Silvio Almeida é o quarto ministro demitido no governo Lula 3; duas eram mulheres

Desde o início do mandato de Lula, quatro ministros já foram demitidos: duas mulheres e dois homens. O primeiro foi o general Gonçalves Dias, envolvido em polêmicas relacionadas ao ato de 8 de janeiro de 2023. G. Dias foi filmado durante a invasão do Palácio do Planalto pelas câmeras de segurança do circuito interno. Ele foi substituído por Marcos A. Amaro dos Santos.

Depois, Daniele Carneiro e Ana Moser deixaram os ministérios do Turismo e do Esporte. Elas foram substituídas respectivamente por Celso Sabino e André Fufuca, políticos de partidos do Centrão. As trocas ocorreram em meio à pressão dos partidos por cargos no governo em troca de apoio no Congresso.
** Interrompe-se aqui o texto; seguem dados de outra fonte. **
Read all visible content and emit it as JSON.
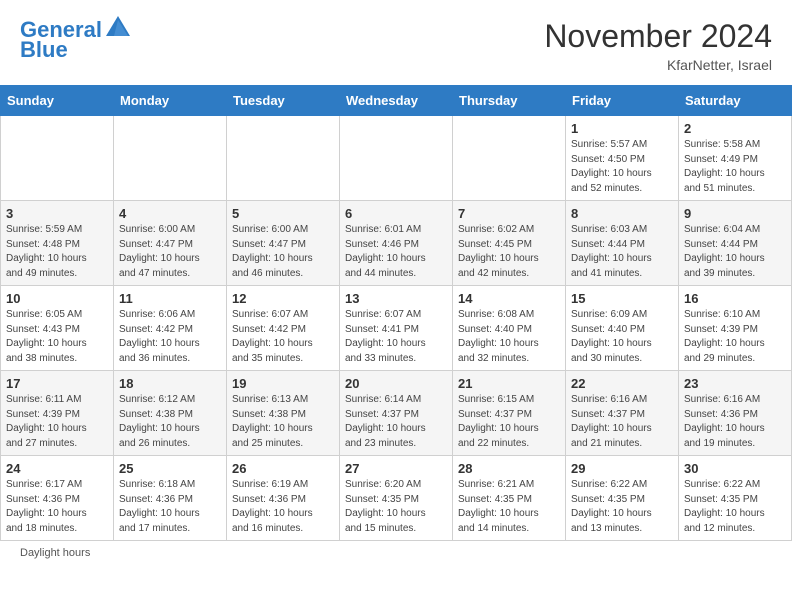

Da mesma forma, a ex-presidente da Caixa Econômica Federal, Rita Serrano, foi substituída por um indicado do presidente da Câmara dos Deputados, Arthur Lira (PP-AL), Antônio Vieira Fernandes.

Já no caso de Silvio Almeida, Lula optou por indicar uma mulher negra para substituí-lo. Diferente das demais demissões, neste caso a demissão e o anúncio da nova titular do Ministério dos Direitos Humanos foram considerados rápidos e atenderam novamente a pautas defendidas pela esquerda.